No entanto, ela alerta para as dificuldades que o Nordeste terá pela frente. " Estamos investindo nos déficits de infraestrutura. Antes, por muitas décadas, a convergência em infraestrutura era voltada para o Sudeste que concentrava o crescimento econômico. Por essa razão, a infraestrutura, como a de transporte, ainda é frágil em regiões que têm grande potencial. São porções do Nordeste pouco ocupadas demográfica e economicamente, como o cerrado do Oeste do Maranhão, o Sul do Piauí e Oeste da Bahia.
Outro problema é a água. No Nordeste oriental há um déficit hídrico que será parcialmente coberto com as obras em andamento. Essa desvantagem então, será amenizada. A transposição do São Francisco vai perenizar rios que eram intermitentes. A partir daí, com o solo fértil, poderá surgir uma nova fase produtiva na região. Petrolina, no Vale do São Francisco, é um exemplo de como o solo irrigado produz mais até que outras regiões do País. No Piauí, o sul tem uma das maiores ofertas de água do Brasil.

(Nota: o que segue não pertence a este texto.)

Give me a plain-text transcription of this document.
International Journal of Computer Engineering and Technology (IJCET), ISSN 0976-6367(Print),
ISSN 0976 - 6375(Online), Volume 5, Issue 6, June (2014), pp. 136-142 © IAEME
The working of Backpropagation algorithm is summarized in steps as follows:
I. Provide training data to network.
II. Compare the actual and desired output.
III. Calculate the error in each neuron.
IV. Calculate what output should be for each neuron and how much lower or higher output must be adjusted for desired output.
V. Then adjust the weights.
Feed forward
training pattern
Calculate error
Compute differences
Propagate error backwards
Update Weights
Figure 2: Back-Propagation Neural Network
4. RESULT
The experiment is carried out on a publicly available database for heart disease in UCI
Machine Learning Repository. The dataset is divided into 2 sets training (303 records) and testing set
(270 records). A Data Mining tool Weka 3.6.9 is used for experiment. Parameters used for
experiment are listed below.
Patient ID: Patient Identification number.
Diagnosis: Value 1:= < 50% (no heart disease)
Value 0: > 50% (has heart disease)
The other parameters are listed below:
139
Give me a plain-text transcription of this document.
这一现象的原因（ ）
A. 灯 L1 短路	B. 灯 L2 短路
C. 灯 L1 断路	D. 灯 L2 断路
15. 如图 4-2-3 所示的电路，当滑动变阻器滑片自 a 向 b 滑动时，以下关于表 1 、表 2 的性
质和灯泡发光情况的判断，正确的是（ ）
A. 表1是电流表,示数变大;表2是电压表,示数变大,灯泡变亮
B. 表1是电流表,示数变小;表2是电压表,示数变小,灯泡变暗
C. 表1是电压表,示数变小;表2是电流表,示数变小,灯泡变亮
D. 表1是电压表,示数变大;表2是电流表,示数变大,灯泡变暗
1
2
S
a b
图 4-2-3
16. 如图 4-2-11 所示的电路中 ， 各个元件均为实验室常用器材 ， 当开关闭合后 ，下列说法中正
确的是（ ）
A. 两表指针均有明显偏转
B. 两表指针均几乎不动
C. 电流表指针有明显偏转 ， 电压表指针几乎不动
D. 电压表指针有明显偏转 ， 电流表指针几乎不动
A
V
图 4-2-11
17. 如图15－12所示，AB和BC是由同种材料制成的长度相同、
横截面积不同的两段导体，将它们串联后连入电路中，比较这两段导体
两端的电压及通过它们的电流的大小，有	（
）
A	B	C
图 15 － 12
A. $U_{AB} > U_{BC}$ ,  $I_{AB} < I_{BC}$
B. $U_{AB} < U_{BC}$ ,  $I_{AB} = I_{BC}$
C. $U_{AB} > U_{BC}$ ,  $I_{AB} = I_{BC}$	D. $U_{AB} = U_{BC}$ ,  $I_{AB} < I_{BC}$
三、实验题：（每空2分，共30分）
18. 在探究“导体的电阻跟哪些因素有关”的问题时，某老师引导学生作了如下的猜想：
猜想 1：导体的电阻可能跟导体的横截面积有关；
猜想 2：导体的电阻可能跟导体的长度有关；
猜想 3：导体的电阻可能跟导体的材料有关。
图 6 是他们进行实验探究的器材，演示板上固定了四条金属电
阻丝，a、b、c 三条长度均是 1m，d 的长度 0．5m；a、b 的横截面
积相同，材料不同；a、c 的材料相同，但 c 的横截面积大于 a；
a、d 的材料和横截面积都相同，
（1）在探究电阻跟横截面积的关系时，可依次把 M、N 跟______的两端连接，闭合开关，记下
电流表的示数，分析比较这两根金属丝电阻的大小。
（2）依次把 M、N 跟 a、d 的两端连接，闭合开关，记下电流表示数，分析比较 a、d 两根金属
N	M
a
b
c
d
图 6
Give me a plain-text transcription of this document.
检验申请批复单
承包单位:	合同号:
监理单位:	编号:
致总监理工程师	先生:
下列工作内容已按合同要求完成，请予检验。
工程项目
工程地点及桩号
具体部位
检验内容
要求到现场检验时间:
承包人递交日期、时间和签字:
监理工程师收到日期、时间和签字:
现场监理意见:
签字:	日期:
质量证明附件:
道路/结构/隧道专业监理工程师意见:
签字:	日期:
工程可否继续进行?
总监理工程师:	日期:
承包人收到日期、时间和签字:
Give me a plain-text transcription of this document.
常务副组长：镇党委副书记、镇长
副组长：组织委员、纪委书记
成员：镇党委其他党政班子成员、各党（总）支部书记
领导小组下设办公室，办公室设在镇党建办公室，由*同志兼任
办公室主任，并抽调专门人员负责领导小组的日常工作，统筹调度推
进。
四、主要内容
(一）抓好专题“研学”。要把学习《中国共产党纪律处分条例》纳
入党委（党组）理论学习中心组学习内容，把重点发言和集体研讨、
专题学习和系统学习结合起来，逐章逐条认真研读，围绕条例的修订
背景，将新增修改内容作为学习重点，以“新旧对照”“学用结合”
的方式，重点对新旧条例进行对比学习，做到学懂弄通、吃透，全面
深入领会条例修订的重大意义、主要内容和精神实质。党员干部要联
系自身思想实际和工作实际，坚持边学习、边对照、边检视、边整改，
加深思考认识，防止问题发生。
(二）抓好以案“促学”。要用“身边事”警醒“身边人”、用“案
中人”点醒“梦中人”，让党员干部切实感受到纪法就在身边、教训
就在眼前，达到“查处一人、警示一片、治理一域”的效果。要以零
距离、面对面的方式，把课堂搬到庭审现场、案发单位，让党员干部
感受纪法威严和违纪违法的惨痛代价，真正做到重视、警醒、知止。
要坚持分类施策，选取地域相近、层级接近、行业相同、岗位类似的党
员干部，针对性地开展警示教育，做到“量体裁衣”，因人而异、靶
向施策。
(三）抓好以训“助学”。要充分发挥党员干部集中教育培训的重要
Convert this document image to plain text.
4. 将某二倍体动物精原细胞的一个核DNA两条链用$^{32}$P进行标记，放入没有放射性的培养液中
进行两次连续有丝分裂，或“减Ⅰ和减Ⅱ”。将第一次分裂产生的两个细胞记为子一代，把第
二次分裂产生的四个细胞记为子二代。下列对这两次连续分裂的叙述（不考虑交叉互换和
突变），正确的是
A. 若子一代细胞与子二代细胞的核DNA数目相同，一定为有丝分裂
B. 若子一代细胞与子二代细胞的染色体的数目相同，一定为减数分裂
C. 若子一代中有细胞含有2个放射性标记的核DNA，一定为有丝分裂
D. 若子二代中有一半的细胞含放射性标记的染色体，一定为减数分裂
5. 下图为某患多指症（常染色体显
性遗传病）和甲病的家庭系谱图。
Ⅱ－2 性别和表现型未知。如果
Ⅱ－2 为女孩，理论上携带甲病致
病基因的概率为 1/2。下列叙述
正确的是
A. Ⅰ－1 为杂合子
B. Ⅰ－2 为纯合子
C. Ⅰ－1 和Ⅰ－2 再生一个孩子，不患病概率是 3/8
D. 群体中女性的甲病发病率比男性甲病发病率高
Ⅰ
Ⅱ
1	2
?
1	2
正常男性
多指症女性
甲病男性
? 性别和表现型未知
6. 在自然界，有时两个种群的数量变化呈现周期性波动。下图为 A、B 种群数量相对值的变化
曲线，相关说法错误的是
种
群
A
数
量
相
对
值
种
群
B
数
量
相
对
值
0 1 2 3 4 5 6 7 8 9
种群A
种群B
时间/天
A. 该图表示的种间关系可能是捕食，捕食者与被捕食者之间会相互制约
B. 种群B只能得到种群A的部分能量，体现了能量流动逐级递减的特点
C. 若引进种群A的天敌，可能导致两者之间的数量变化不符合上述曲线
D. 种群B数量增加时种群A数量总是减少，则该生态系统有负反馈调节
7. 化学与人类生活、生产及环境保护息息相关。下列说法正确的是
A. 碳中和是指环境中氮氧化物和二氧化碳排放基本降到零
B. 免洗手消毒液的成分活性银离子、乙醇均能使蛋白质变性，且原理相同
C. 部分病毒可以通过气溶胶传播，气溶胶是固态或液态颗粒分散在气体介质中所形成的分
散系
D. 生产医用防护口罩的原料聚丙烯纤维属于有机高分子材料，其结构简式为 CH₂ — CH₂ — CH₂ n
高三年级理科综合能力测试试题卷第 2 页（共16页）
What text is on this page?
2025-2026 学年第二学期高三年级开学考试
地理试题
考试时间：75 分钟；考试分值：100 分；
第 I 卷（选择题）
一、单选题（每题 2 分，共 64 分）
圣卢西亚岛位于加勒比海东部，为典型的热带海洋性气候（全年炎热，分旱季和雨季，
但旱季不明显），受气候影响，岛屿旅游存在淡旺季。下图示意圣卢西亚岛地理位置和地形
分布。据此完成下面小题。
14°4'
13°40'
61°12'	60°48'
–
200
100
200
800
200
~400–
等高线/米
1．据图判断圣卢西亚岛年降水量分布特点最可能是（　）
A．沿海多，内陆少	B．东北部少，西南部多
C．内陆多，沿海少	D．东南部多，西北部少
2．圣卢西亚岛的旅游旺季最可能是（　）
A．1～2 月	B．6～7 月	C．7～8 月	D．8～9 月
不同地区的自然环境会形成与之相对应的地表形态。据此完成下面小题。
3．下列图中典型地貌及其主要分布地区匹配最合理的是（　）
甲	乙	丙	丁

A área tem grande potencial, terra boa, mas, falta ainda o investimento principalmente em infraestrutura".
Incentivo à produção do saber
Tânia Bacelar destaca que: O século 21 será o século do conhecimento, quando a produção de saber fará parte da economia criativa. Ela lembra que o segmento cultural nordestino tem uma riqueza diversificada que ainda não foi valorizada. " Precisamos de infraestrutura aí também. Apoio aos produtores culturais de bens imateriais. Na área de turismo, por exemplo, o modelo só valoriza as praias, e ao longo do tempo desprezou a produção cultural, o patrimônio do saber popular. Se o modelo não muda, haverá apenas valorização da natureza em detrimento do vasto patrimônio cultural que a sociedade produziu. Então, é preciso mudar ".
Mobilidade urbana e meio ambiente
Outras áreas levantam outras questões ligadas ao crescimento acelerado no Estado. " A mobilidade urbana é o aspecto mais visível dos problemas ligados à infraestrutura de Pernambuco diante da ocorrência de enormes engarrafamentos nas maiores cidades do Estado. Já estão sendo empregados investimentos para resolver o transtorno", aponta o professor Luís Henrique Campos, coordenador de estudos econômicos da Fundação Joaquim Nabuco.
Ele destaca a falta de discussão sobre o descompasso entre a localização da população sem emprego e a dos novos polos produtivos, o que gera pressão por fluxos migratórios definitivos ou pendulares. Essa realidade acaba por asfixiar a infraestrutura de áreas como saúde, educação e saneamento que não podem ser enfrentados apenas pelo poder local.
"No tocante à educação", afirma ele, " o poder público está fazendo grande esforço para aumentar a oferta de educação técnica e superior no interior do estado, bem como na qualificação profissional. Nesse ponto, os desafios estão em fazer com que os conteúdos dos cursos foquem necessidades locais, mas, mais ainda, em fixar o corpo docente e gerar pesquisa aplicada que possa ser rapidamente transferida ao setor privado".
Um segundo ponto que o professor Luís Campos aborda é a questão ambiental que, segundo
ele, não está sendo levada em conta como deveria. "Foram reduzidas áreas de preservação e realizados investimentos que estão longe de ter consenso entre os cientistas. Com isso, estamos repetindo os erros cometidos no passado, de buscar o crescimento a qualquer custo. Os bons números da economia devem gerar otimismo, mas não desviar a atenção das contradições inerentes ao crescimento. Somente debatendo e criando saídas para essas contradições é que se conseguirá o desenvolvimento, ou, quem sabe, com grandes mudanças nas políticas públicas, um desenvolvimento sustentável."